Even after leaving fundamentalism, I never really questioned the validity and necessity of breaking the human will. I simply concluded it was a good belief—just abusively misapplied.
It wasn’t until recently when I was reading about the persecution of Romanian Christians under Communist rule that something changed for me. According to the late Patriarch Theoctist of the Romanian Orthodox Church,
“Man has a very powerful will—so powerful that even God Himself does not break it. And by this [God] is actually showing that man is in the likeness of God. Without man’s will he could not make any progress on the way to goodness. So out of all the gifts that God grants the human being, we believe that freedom is one of the most important.” (Mysteries of the Jesus Prayer, p.126).

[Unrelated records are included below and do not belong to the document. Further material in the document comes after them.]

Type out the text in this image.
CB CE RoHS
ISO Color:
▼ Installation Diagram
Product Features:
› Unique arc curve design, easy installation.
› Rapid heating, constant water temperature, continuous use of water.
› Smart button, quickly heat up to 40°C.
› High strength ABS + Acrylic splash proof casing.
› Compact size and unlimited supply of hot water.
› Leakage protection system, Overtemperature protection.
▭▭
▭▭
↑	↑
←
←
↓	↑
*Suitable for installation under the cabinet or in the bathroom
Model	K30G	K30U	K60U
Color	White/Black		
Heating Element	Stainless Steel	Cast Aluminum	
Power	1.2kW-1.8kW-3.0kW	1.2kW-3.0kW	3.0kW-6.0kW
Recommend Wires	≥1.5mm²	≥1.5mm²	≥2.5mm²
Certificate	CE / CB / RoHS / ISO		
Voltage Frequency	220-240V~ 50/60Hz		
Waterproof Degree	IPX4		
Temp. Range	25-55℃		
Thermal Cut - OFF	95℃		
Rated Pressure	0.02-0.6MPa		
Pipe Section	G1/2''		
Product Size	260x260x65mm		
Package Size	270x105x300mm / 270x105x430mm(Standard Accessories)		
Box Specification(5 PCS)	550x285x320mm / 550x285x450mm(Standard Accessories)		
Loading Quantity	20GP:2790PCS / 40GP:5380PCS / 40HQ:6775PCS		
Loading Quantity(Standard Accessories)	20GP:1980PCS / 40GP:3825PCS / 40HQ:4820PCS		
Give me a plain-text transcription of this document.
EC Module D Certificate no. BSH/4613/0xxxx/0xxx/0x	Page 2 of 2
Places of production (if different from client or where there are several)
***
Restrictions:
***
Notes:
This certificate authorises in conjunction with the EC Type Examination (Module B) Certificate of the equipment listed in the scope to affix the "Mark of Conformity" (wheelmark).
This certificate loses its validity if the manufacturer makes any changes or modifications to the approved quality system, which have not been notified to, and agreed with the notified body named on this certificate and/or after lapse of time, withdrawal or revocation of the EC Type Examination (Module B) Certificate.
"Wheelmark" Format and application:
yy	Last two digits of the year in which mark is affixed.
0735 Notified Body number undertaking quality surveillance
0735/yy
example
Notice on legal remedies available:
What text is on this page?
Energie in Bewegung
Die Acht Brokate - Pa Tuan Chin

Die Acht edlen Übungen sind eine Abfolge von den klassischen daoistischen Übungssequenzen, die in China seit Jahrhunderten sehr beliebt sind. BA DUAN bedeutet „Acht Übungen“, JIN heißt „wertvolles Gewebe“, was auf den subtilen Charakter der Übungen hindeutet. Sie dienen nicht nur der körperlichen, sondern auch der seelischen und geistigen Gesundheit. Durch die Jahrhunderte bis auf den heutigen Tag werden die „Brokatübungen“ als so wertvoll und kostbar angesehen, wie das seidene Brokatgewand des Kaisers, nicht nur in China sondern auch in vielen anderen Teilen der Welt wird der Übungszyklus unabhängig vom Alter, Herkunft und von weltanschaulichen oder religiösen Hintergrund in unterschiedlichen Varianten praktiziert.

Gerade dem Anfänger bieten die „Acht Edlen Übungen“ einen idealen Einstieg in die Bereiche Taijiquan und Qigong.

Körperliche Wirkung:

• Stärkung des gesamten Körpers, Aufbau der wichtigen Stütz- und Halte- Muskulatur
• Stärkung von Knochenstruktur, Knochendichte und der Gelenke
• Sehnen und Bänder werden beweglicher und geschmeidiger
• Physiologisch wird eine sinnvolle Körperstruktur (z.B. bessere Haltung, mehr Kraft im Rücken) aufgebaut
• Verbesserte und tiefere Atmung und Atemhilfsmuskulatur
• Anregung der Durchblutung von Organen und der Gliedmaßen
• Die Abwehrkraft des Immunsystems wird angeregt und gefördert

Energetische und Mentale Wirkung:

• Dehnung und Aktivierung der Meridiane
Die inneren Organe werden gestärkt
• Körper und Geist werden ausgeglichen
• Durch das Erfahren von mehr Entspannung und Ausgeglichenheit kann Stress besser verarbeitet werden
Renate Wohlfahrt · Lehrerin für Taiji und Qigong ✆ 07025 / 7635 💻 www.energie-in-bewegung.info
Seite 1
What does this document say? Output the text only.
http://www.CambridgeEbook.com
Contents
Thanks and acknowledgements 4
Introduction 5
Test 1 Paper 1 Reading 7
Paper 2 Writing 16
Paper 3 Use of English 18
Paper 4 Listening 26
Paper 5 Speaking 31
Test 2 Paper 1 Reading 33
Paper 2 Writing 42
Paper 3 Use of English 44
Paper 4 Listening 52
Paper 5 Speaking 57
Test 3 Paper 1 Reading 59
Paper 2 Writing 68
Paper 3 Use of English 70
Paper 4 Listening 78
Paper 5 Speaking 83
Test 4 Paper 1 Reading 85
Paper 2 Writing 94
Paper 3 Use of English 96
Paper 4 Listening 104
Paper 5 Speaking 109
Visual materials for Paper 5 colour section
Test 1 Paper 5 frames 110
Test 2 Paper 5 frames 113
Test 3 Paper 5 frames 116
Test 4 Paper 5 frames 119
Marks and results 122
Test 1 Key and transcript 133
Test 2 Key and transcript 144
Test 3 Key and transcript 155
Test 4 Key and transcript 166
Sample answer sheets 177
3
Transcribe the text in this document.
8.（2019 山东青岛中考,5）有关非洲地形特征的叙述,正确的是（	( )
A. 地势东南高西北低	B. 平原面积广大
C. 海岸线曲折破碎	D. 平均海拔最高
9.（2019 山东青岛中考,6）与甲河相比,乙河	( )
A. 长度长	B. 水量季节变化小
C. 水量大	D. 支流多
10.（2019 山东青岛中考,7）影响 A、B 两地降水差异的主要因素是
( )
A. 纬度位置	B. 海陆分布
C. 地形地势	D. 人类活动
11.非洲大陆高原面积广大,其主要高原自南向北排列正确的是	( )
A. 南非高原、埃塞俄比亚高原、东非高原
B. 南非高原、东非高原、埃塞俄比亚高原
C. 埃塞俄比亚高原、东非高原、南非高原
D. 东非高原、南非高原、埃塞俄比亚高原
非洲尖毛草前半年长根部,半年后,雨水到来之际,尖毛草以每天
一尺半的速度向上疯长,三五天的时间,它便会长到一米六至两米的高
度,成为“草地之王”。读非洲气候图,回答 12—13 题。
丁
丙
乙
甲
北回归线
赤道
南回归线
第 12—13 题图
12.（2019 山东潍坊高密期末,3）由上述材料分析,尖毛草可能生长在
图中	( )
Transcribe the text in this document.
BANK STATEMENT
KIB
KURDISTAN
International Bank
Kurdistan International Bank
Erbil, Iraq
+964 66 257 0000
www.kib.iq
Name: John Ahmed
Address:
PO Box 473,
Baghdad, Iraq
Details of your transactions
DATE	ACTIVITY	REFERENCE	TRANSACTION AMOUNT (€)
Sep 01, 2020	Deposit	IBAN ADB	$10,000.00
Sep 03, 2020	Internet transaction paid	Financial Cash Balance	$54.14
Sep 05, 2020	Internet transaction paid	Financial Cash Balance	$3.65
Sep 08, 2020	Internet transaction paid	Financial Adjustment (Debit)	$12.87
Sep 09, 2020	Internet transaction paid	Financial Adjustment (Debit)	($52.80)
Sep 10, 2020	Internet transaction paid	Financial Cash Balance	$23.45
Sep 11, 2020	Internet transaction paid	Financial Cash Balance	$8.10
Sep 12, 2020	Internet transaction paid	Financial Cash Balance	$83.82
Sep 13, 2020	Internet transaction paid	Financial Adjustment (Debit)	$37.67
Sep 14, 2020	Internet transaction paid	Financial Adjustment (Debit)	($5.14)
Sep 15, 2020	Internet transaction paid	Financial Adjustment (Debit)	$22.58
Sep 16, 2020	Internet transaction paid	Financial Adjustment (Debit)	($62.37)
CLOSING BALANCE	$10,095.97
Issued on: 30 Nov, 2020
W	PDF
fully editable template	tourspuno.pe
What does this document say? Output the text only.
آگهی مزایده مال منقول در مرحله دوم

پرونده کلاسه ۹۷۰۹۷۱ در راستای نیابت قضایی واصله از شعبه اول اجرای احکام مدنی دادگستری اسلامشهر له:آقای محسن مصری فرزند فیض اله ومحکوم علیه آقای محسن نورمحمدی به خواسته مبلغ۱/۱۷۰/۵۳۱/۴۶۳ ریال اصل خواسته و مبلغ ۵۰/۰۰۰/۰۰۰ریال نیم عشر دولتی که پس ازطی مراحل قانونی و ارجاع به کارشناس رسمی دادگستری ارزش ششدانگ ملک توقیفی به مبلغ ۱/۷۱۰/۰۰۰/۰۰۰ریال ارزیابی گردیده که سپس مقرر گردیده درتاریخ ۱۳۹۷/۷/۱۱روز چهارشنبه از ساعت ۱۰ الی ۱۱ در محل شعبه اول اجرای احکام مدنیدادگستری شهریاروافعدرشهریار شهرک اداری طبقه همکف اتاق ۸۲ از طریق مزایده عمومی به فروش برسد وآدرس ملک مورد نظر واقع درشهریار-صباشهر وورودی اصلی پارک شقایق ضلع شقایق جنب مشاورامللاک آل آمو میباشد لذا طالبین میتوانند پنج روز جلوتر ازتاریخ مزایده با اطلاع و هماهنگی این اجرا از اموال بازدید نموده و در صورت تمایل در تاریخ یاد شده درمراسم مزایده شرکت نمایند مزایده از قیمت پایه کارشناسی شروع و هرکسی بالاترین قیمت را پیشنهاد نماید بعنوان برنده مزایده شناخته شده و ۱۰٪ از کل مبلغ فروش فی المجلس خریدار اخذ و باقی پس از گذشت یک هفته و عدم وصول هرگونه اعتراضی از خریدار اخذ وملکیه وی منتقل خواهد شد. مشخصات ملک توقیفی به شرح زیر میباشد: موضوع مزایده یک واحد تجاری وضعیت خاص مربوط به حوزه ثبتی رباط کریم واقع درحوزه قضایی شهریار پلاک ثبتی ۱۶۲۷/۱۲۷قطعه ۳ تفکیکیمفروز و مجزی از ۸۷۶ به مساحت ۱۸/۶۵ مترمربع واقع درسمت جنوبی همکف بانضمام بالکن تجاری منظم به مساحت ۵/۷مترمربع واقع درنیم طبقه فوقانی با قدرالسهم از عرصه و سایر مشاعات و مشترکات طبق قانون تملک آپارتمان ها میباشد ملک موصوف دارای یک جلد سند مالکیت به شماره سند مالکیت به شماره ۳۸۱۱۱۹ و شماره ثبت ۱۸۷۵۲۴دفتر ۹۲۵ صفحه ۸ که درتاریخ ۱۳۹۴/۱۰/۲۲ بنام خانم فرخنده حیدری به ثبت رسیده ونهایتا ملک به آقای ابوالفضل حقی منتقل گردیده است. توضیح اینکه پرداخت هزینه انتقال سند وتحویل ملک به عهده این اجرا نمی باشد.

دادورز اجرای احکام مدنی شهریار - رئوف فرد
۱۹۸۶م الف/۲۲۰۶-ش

I found myself almost weeping with recognition at these words and their hard-won insight. It is a perspective born of suffering, an epiphany emerging from the ashes of an oppressive belief system. This man shepherded his beleaguered, persecuted church through the long, dark years of Communism and for those deprived of freedom, the gift of freedom becomes one of the most important.
Although the oppression I experienced was spiritual, not political; the dynamics of control were the same. By actively seeking to break a child's will, parents unwittingly engaged in an obliteration of their child's individual personhood and freedom. When humans attempt to break another human will, they desecrate the likeness of God in that person and violate their God-given gift of freedom.
I find it remarkably beautiful that we actually need our intact, unbroken wills to “make progress on the way to goodness." Indeed, the road to holiness requires strong, powerful wills. It’s such a different thought than the kind of thoughts from my childhood. The difference is a yielded will versus a broken one. When your focus is breaking the will, the only obedience you can ever really expect is obligatory, perhaps even begrudged. But when your focus is winning the heart, obedience becomes a joyful love offering—a heart and will freely given.
In other words, I don’t obey God because He broke my will. I obey Him because His love pursued me and won my heart.
That is the kind of love I want to demonstrate to my own five children. By God's grace, I will.